Evangelio según San Juan 20,19-31.
Al atardecer de ese mismo día, el primero de la semana, estando cerradas las puertas del lugar donde se encontraban los discípulos, por temor a los judíos, llegó Jesús y poniéndose en medio de ellos, les dijo: “¡La paz esté con ustedes!“.
Mientras decía esto, les mostró sus manos y su costado. Los discípulos se llenaron de alegría cuando vieron al Señor.
Jesús les dijo de nuevo: “¡La paz esté con ustedes! Como el Padre me envió a mí, yo también los envío a ustedes“.
Al decirles esto, sopló sobre ellos y añadió: “Reciban el Espíritu Santo. Los pecados serán perdonados a los que ustedes se los perdonen, y serán retenidos a los que ustedes se los retengan“.
Tomás, uno de los Doce, de sobrenombre el Mellizo, no estaba con ellos cuando llegó Jesús.
Los otros discípulos le dijeron: “¡Hemos visto al Señor!”. Él les respondió: “Si no veo la marca de los clavos en sus manos, si no pongo el dedo en el lugar de los clavos y la mano en su costado, no lo creeré”.
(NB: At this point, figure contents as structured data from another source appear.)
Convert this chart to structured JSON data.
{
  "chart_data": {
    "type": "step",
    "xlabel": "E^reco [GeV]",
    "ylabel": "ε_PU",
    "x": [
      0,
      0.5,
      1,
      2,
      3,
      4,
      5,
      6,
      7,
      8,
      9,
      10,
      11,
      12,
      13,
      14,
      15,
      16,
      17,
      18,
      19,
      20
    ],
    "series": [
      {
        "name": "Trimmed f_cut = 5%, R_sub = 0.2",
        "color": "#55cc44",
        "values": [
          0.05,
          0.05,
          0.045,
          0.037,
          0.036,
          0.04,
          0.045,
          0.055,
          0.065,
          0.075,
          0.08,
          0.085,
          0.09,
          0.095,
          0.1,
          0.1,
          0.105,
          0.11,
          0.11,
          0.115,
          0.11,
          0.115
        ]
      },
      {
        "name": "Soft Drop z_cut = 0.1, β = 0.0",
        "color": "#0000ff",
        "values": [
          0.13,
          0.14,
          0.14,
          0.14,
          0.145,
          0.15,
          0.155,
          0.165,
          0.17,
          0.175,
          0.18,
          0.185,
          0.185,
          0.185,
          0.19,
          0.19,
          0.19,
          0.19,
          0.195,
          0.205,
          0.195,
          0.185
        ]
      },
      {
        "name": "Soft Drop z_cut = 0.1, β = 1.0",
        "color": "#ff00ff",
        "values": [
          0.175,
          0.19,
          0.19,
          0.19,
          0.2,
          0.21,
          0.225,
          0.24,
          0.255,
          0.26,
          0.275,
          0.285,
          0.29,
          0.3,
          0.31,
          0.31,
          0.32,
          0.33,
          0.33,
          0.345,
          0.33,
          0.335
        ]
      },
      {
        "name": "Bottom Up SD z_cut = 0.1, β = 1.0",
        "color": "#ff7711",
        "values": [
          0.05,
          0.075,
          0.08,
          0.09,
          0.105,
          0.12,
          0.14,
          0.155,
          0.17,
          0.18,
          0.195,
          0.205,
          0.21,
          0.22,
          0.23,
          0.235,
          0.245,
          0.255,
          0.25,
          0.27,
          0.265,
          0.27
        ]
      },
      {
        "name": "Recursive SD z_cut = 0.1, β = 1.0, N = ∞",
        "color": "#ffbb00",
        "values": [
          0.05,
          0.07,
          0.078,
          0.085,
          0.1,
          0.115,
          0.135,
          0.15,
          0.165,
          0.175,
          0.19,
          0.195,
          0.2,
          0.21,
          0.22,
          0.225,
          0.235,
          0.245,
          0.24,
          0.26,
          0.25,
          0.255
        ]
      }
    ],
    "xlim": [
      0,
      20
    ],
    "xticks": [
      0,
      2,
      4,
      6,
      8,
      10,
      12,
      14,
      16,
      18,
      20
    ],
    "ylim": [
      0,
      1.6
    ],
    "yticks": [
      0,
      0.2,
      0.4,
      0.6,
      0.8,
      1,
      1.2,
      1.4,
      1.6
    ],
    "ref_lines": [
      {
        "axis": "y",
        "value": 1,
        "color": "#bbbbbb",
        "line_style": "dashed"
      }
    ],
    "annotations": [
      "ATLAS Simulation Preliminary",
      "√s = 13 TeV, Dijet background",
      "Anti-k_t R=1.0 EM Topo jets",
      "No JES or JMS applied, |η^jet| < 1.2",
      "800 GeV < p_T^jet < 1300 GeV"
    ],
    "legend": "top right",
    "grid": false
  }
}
Ocho días más tarde, estaban de nuevo los discípulos reunidos en la casa, y estaba con ellos Tomás. Entonces apareció Jesús, estando cerradas las puertas, se puso en medio de ellos y les dijo: “¡La paz esté con ustedes!”.
Luego dijo a Tomás: “Trae aquí tu dedo: aquí están mis manos. Acerca tu mano: Métela en mi costado. En adelante no seas incrédulo, sino hombre de fe”.
Tomas respondió: “¡Señor mío y Dios mío!”.
Jesús le dijo: “Ahora crees, porque me has visto. ¡Felices los que creen sin haber visto!”.
Jesús realizó además muchos otros signos en presencia de sus discípulos, que no se encuentran relatados en este Libro.
Estos han sido escritos para que ustedes crean que Jesús es el Mesías, el Hijo de Dios, y creyendo, tengan Vida en su Nombre.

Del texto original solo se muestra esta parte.